What learning management system will be used for the school year?
This is important because different LMS’ (Learning Management System) offer different capabilities. For example, Schoology offers a way to live teach, individual conferencing with students, and group work, as well as a way for assignments to be turned in and graded. Everything for the classroom can be housed in this one place.
How long will my child be working or expected to work during the school day?
Most districts are saying 4-6 hours a day. This is an estimate on how slowly or quickly your child completes assignments and how much live teaching, conferences, or group time there is built into the day. This should also include a 40-60 minutes special class time. Asking your district what that 4-6 hour school day would look like is a good question.
Can we do work at night?
This can be different district to district. If there is no live teaching during the day, but set times throughout the week that students have to log in, then doing school work at night could be an option for your family.
How will my child still be connected with their classmates?
Even though we are learning in an online environment students should still have regular contact with their virtual classmates. Group projects and discussions are still capable of happening.
Will my child still have access to the resources available to in-person students?
This is important because certain activities will require certain materials and resources. Making sure that your child has access to go pick these up or get their hands on the same materials is important to know when making a decision on virtual learning.
If my child receives services (special education, gifted, English Language Development) will they still have access to those and will it be online, too? What might that look like?
Having a child that receives services through the school district can add a special component to online learning. It can make it more challenging, but knowing ahead of time what that might look like and how that teacher will reach your child can be helpful.
How long will my child be learning in front of the computer during the day?

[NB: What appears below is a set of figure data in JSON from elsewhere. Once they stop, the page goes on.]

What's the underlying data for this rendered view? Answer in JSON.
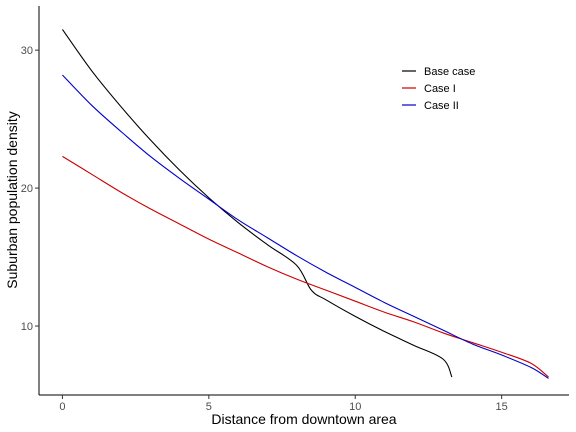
{
  "chart_data": {
    "type": "line",
    "xlabel": "Distance from downtown area",
    "ylabel": "Suburban population density",
    "xlim": [
      -0.8,
      17.3
    ],
    "ylim": [
      5.0,
      33.2
    ],
    "xticks": [
      0,
      5,
      10,
      15
    ],
    "yticks": [
      10,
      20,
      30
    ],
    "grid": false,
    "legend_position": "top-right",
    "series": [
      {
        "name": "Base case",
        "color": "#000000",
        "x": [
          0,
          1,
          2,
          3,
          4,
          5,
          6,
          7,
          8,
          8.5,
          9,
          10,
          11,
          12,
          13,
          13.3
        ],
        "y": [
          31.5,
          28.5,
          25.9,
          23.5,
          21.3,
          19.3,
          17.5,
          15.9,
          14.4,
          12.6,
          11.9,
          10.7,
          9.6,
          8.6,
          7.6,
          6.3
        ]
      },
      {
        "name": "Case I",
        "color": "#cc0000",
        "x": [
          0,
          1,
          2,
          3,
          4,
          5,
          6,
          7,
          8,
          9,
          10,
          11,
          12,
          13,
          14,
          15,
          16,
          16.6
        ],
        "y": [
          22.3,
          21.0,
          19.7,
          18.5,
          17.4,
          16.3,
          15.3,
          14.3,
          13.4,
          12.6,
          11.8,
          11.0,
          10.3,
          9.5,
          8.8,
          8.1,
          7.3,
          6.3
        ]
      },
      {
        "name": "Case II",
        "color": "#0000cc",
        "x": [
          0,
          1,
          2,
          3,
          4,
          5,
          6,
          7,
          8,
          9,
          10,
          11,
          12,
          13,
          14,
          15,
          16,
          16.6
        ],
        "y": [
          28.2,
          26.0,
          24.1,
          22.3,
          20.7,
          19.2,
          17.7,
          16.4,
          15.1,
          13.9,
          12.8,
          11.7,
          10.7,
          9.7,
          8.7,
          7.9,
          7.0,
          6.2
        ]
      }
    ]
  }
}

It’s important to know what type of work your child will be during. Will it be all on the computer, will there be paper/pencil work, will there be projects?
What type of school supplies when I need to purchase?
The reality is that you will most likely not need half of the items on the Back to School Supply List for virtual learning. Find out what you will need.
When we return to in-person, how will I know that my child is on the same track as students that have been in-person?
At some point students will all be back in the classroom. It’s important to be aware of how streamlined the in-person curriculum will be to the virtual curriculum.
Who will be teaching the online course work?
It will be impossible and unrealistic for a classroom teacher to be teaching in-person and online in the elementary setting. Make sure your district is having online and in-person taught specifically and not one teacher doing both jobs.
If online learning really isn’t going well what are our options?
You might be all in for virtual learning and then two weeks in you and your child are fighting and arguing about every single aspect of school. What options will your district offer if the virtual setting is not a good fit after all?
Making the decision to keep your child home for this semester will not be a simple one. There are so many components that go into each option. You have to make the choice that is going to be best for your family.